Mercer has committed to a 2050 net zero target for all of its discretionary investment portfolios across UK, Europe and Asia, as well as the majority of its multi-client, multi-asset fund domiciled in Ireland.
This represents around £31.5bn of assets under management. To achieve this target Mercer says it will reduce portfolio relative carbon emissions by at least 45 per cent by 2030, from 2019 baseline levels.
This commitment aligns with targeting a 1.5 degree Celsius limit on global temperature increases and the Paris Agreement’s ambitions.
Niall O’Sullivan, chief investment officer of Mercer Europe & Asia, the Middle East and Africa says: “We are committing to investing for a 1.5 degree scenario because robust analysis tells us it is in the best financial interests of our members and clients. Another contributing factor is the increasing demand for a rigorous and measureable approach to climate change investment that we see from pension scheme members as well as clients.
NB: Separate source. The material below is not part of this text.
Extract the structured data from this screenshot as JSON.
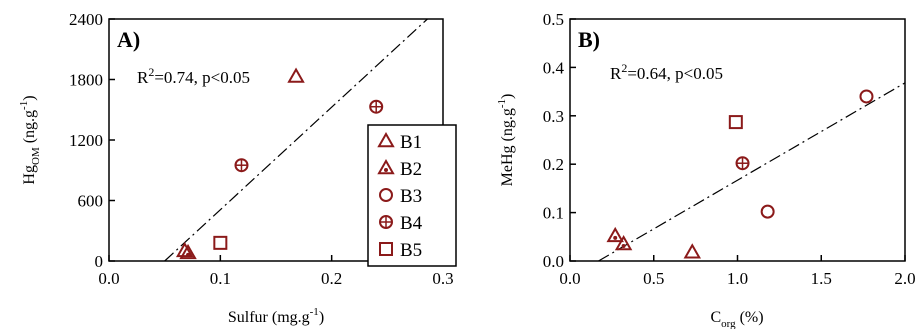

“The target is underpinned by our well-established climate change beliefs and scenario analysis over multiple years and is supported by a climate transition plan. We are confident that through preparations completed across asset classes emissions in our funds can be reduced while delivering on our investment objectives.”
Following a climate transition plan, Mercer will be working closely with its appointed investment managers to identify and manage a staged emissions reduction plan, oversee portfolio allocations to climate solutions, and steward an increase in transition capacity across the funds. The firm recently made a similar commitment for its Australian funds and the Mercer-managed investment options within Mercer Super.
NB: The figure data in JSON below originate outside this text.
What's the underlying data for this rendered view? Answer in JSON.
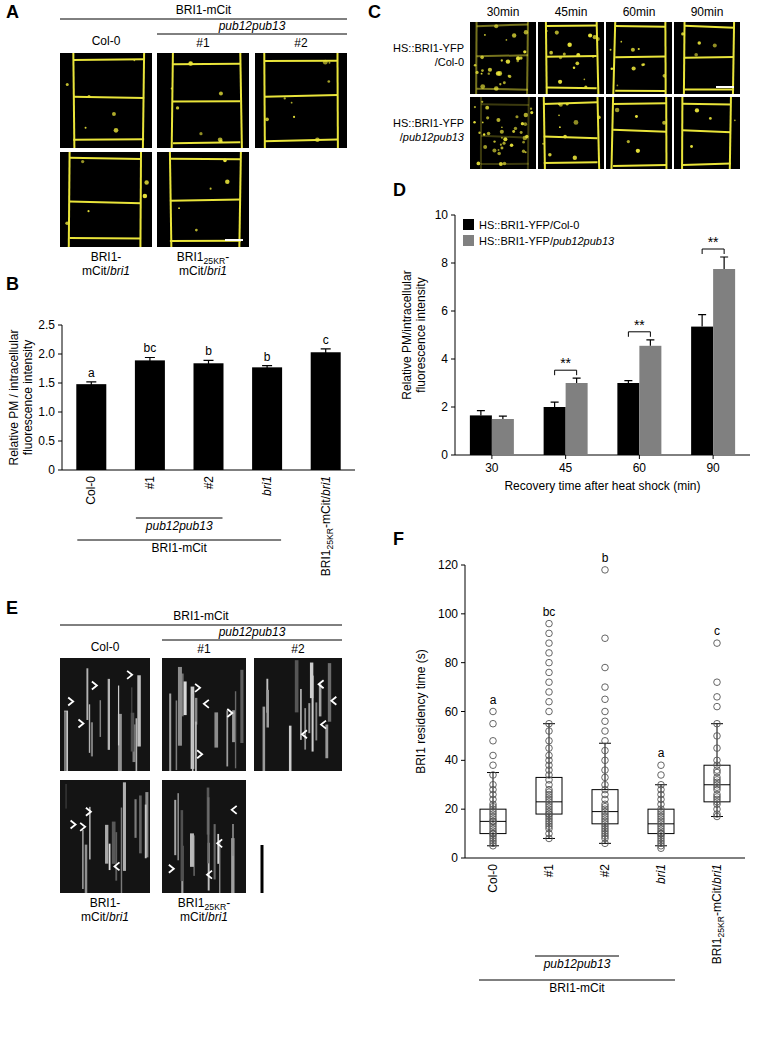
{
  "panel_letters": [
    "A",
    "B",
    "C",
    "D",
    "E",
    "F"
  ],
  "panel_a": {
    "group_label": "BRI1-mCit",
    "subgroup_label": "pub12pub13",
    "top_labels": [
      "Col-0",
      "#1",
      "#2"
    ],
    "bottom_labels": [
      [
        "BRI1-",
        "mCit/bri1"
      ],
      [
        "BRI125KR-",
        "mCit/bri1"
      ]
    ]
  },
  "panel_c": {
    "time_labels": [
      "30min",
      "45min",
      "60min",
      "90min"
    ],
    "row_labels": [
      [
        "HS::BRI1-YFP",
        "/Col-0"
      ],
      [
        "HS::BRI1-YFP",
        "/pub12pub13"
      ]
    ]
  },
  "panel_e": {
    "group_label": "BRI1-mCit",
    "subgroup_label": "pub12pub13",
    "top_labels": [
      "Col-0",
      "#1",
      "#2"
    ],
    "bottom_labels": [
      [
        "BRI1-",
        "mCit/bri1"
      ],
      [
        "BRI125KR-",
        "mCit/bri1"
      ]
    ]
  },
  "chart_data": [
    {
      "type": "bar",
      "ylabel": [
        "Relative PM / intracellular",
        "fluorescence intensity"
      ],
      "categories": [
        "Col-0",
        "#1",
        "#2",
        "bri1",
        "BRI125KR-mCit/bri1"
      ],
      "values": [
        1.48,
        1.89,
        1.84,
        1.77,
        2.03
      ],
      "errors": [
        0.04,
        0.05,
        0.05,
        0.03,
        0.06
      ],
      "significance_letters": [
        "a",
        "bc",
        "b",
        "b",
        "c"
      ],
      "group_labels": [
        "pub12pub13",
        "BRI1-mCit"
      ],
      "color": "#000000",
      "ylim": [
        0,
        2.5
      ],
      "yticks": [
        0,
        0.5,
        {
          "value": 1,
          "label": "1.0"
        },
        1.5,
        {
          "value": 2,
          "label": "2.0"
        },
        2.5
      ]
    },
    {
      "type": "bar",
      "ylabel": [
        "Relative PM/intracellular",
        "fluorescence intensity"
      ],
      "xlabel": "Recovery time after heat shock (min)",
      "categories": [
        "30",
        "45",
        "60",
        "90"
      ],
      "series": [
        {
          "name": "HS::BRI1-YFP/Col-0",
          "color": "#000000",
          "values": [
            1.65,
            2.0,
            3.0,
            5.35
          ],
          "errors": [
            0.2,
            0.2,
            0.1,
            0.5
          ]
        },
        {
          "name": "HS::BRI1-YFP/pub12pub13",
          "color": "#808080",
          "values": [
            1.5,
            3.0,
            4.55,
            7.75
          ],
          "errors": [
            0.12,
            0.2,
            0.25,
            0.5
          ]
        }
      ],
      "significance": [
        null,
        "**",
        "**",
        "**"
      ],
      "legend": "top-left",
      "ylim": [
        0,
        10
      ],
      "yticks": [
        0,
        2,
        4,
        6,
        8,
        10
      ]
    },
    {
      "type": "box",
      "ylabel": "BRI1 residency time (s)",
      "categories": [
        "Col-0",
        "#1",
        "#2",
        "bri1",
        "BRI125KR-mCit/bri1"
      ],
      "boxes": [
        {
          "whisker_low": 5,
          "q1": 10,
          "median": 15,
          "q3": 20,
          "whisker_high": 35
        },
        {
          "whisker_low": 8,
          "q1": 18,
          "median": 23,
          "q3": 33,
          "whisker_high": 55
        },
        {
          "whisker_low": 6,
          "q1": 14,
          "median": 19,
          "q3": 28,
          "whisker_high": 47
        },
        {
          "whisker_low": 5,
          "q1": 10,
          "median": 14,
          "q3": 20,
          "whisker_high": 30
        },
        {
          "whisker_low": 17,
          "q1": 23,
          "median": 30,
          "q3": 38,
          "whisker_high": 55
        }
      ],
      "points": [
        [
          5,
          6,
          7,
          8,
          9,
          10,
          10,
          11,
          12,
          13,
          14,
          15,
          15,
          16,
          17,
          18,
          19,
          20,
          21,
          22,
          24,
          26,
          28,
          30,
          34,
          38,
          42,
          48,
          55,
          60
        ],
        [
          8,
          10,
          12,
          13,
          14,
          15,
          16,
          17,
          18,
          18,
          19,
          20,
          21,
          22,
          23,
          24,
          25,
          26,
          27,
          28,
          30,
          32,
          34,
          36,
          38,
          40,
          42,
          45,
          48,
          52,
          55,
          60,
          64,
          68,
          72,
          76,
          80,
          84,
          88,
          92,
          96
        ],
        [
          6,
          8,
          9,
          10,
          11,
          12,
          13,
          14,
          15,
          16,
          17,
          18,
          19,
          20,
          21,
          22,
          24,
          26,
          28,
          30,
          33,
          36,
          40,
          44,
          48,
          52,
          56,
          60,
          65,
          70,
          78,
          90,
          118
        ],
        [
          4,
          5,
          6,
          7,
          8,
          9,
          10,
          10,
          11,
          12,
          13,
          14,
          15,
          16,
          17,
          18,
          19,
          20,
          22,
          24,
          26,
          28,
          30,
          34,
          38
        ],
        [
          17,
          18,
          20,
          22,
          23,
          24,
          25,
          26,
          28,
          29,
          30,
          31,
          32,
          33,
          35,
          36,
          38,
          40,
          45,
          50,
          55,
          62,
          66,
          72,
          88
        ]
      ],
      "significance_letters": [
        "a",
        "bc",
        "b",
        "a",
        "c"
      ],
      "group_labels": [
        "pub12pub13",
        "BRI1-mCit"
      ],
      "ylim": [
        0,
        120
      ],
      "yticks": [
        0,
        20,
        40,
        60,
        80,
        100,
        120
      ]
    }
  ]
}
Progress on absolute emissions and carbon intensity reductions will be monitored annually – together with analysis on transition capacity and allocation to ‘green’ solutions – using the Analytics for Climate Transition (ACT) tool, launched by Mercer in November 2020.
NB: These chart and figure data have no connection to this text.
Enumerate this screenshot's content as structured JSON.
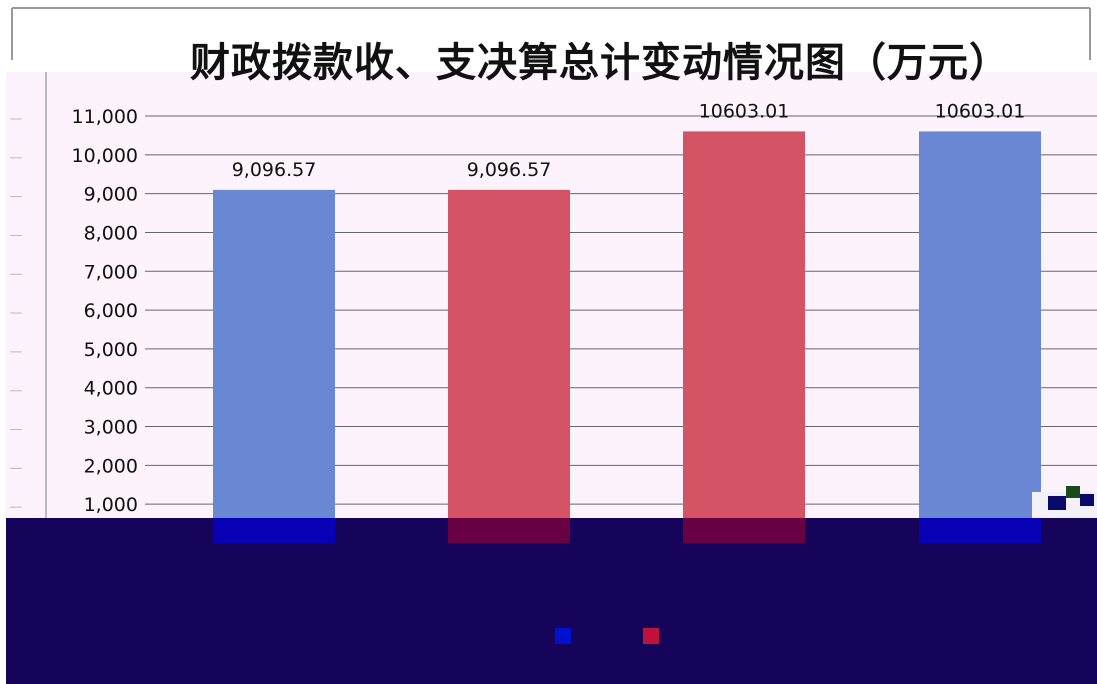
{
  "chart_data": {
    "type": "bar",
    "title": "财政拨款收、支决算总计变动情况图（万元）",
    "categories": [
      "",
      "",
      "",
      ""
    ],
    "values": [
      9096.57,
      9096.57,
      10603.01,
      10603.01
    ],
    "data_labels": [
      "9,096.57",
      "9,096.57",
      "10603.01",
      "10603.01"
    ],
    "bar_colors": [
      "#6a87d4",
      "#d45466",
      "#d45466",
      "#6a87d4"
    ],
    "ylim": [
      0,
      11000
    ],
    "yticks": [
      {
        "value": 1000,
        "label": "1,000"
      },
      {
        "value": 2000,
        "label": "2,000"
      },
      {
        "value": 3000,
        "label": "3,000"
      },
      {
        "value": 4000,
        "label": "4,000"
      },
      {
        "value": 5000,
        "label": "5,000"
      },
      {
        "value": 6000,
        "label": "6,000"
      },
      {
        "value": 7000,
        "label": "7,000"
      },
      {
        "value": 8000,
        "label": "8,000"
      },
      {
        "value": 9000,
        "label": "9,000"
      },
      {
        "value": 10000,
        "label": "10,000"
      },
      {
        "value": 11000,
        "label": "11,000"
      }
    ],
    "grid": true,
    "legend": {
      "placement": "bottom",
      "swatches": [
        "#0010d0",
        "#c0103c"
      ]
    },
    "colors": {
      "plot_background": "#fdf3fd",
      "gridline": "#666666",
      "occluded_band": "#16045a"
    }
  }
}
MercerUK head of responsible investment Kate Brett says: “This proprietrary ACT tool helps set a transition pathway and position portfolios for change. The analysis identifies portfolio companies that are high carbon and low transition through to low or zero carbon and high transition.
“This assessment allows us to manage high carbon risk and to engage with companies on their ability to support a zero emissions target.”